— Вы полагаете? — респондент явно иронизирует, но руководитель доволен собой, не замечает:
— Разумеется! Чудесно почитать иногда в тенечке Диккенса…
— Иногда в тенечке Диккенса и кое-когда Толстого? — издевается над руководителем Клим, эта пигалица, этот недоросток слюнявый, а респондент говорит:
— Нет смысла перечислять дальше, хватит пока и этих. Теперь надо присмотреться к юнцу, понаблюдать — с каким выражением лица он читает… И если достаточно увлечен чтением, выпустим его.
— А как вы определите — увлечен он книгой или нет?
— По выражению лица.
— Ну, и что у вас выйдет?
— Из кого?
— Из вашего молодого человека.
И тут респондент торжественно объявляет:
— Выйдет еще один Клим.
Некоторое время все молчим, потом руководитель настойчиво продолжает:
— Ну и что дальше, что из этого выйдет?
— А что еще должно выйти, милый мой, выйдет человек, который очень любит литературу.
— Литература, литература! — раздражается руководитель. — Подумаешь, какая важность!
— Что, что?! — респондент потрясен. — Неужто и это надо объяснять?

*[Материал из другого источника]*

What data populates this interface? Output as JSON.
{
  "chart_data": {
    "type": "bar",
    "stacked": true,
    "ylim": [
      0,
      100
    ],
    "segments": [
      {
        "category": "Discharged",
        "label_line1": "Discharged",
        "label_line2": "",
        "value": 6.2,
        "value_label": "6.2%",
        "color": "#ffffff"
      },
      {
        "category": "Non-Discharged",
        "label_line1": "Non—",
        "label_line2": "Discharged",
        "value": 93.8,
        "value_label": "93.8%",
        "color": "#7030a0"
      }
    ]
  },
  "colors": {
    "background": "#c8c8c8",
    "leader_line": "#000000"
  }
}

— Попытайтесь, я весь внимание!
— Попытаться? — респондент задумывается, смотрит ему в глаза. — Попытаться? В таком случае, объясню вам сперва примитивно, в доступной форме, — после чтения любого настоящего рассказа становишься чуть лучше, чем есть, чуть разумней, чем был, и, между прочим, — тут лицо его проясняется, — я все более убеждаюсь, что человеку необходим разум, — и лицо его делается строгим. — Это, как я сказал, примитивное объяснение, но вполне достаточное — становишься лучше… Теперь попробую пояснить вам более сложно…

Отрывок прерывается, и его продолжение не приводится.